The Mayo Clinic has been a venerated part of the U.S. health care landscape for a long time. But now, the health giant is entering a new venture: big data.
“What we’re trying to find out, if we can, is what does health care cost, and what of that spend really adds value to a patient’s outcome over time,” Mayo Clinic CEO Dr. John Noseworthy told Minnesota’s Star Tribune Dec. 9. “Ultimately, we as a country have to figure this out, so people can have access to high-quality care and it doesn’t bankrupt them or the country.”
Pushes to deliver health care in new ways are partly in response to the Affordable Care Act, which has stirred significant political controversy over how services should be provided and paid for.
Noseworthy says that while doctors can’t control all the changes that are occurring, they can do their best to deliver more accurate and affordable health services. “We can’t affect what happens with the Affordable Care Act, but we can make our care safer and higher quality, more precise, at lower costs,” he told Modern Healthcare last year.
Data-Driven Approach
The Mayo Clinic works differently from many medical institutions in that it is primarily a referral center. That means that it has trouble tracking what happens to patients in the long run. “People come here and they leave. We don’t always know what happens to them,” according to Nilay Shah, a health data scientist.
But the growing use of electronic health records, as well as data collected over the past several decades by pharmacies and insurance companies, is making it possible to track long-term outcomes. The hope is that by compiling such data, doctors and health administrators can make better treatment decisions.
And now, data science has created tools to analyze amounts of information too vast for any human doctor or even a standard computer system to process.
“For the first time, it is possible to connect tens of millions of data sets from almost every facet of the health system — office visits, surgeries, lab tests, images, medical devices, prescriptions and more — and judge whether people got better or worse depending on what kind of care they got,” wrote Jackie Crosby for the Star Tribune.
Unlikely Allies
In its mission to step up big data efforts, the Mayo Clinic has formed some unlikely partnerships, including one with insurance giant UnitedHealth Group.

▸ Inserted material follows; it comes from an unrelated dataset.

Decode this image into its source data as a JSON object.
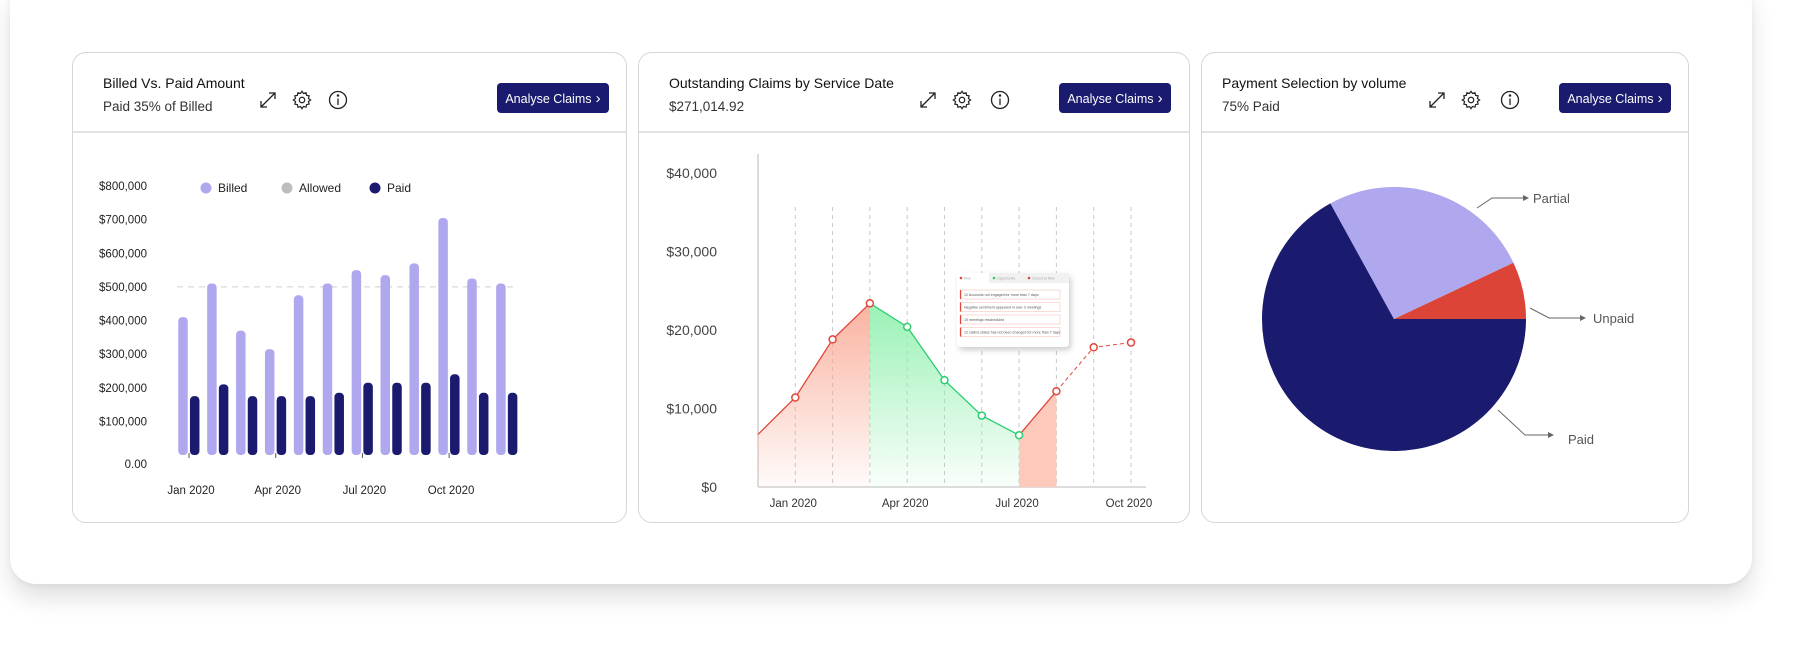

The two entities are collaborating on a venture called Optum Labs, which claims to be the most comprehensive health database in the nation. It allows researchers to compare not only the effectiveness of various treatments, but also their costs.
Insurance claims contain valuable information for health practitioners because these records follow patients even when they move among various care providers. By looking at claims, researchers can discover, for example, whether a patient had a prescription filled or actually showed up for scheduled physical therapy appointments.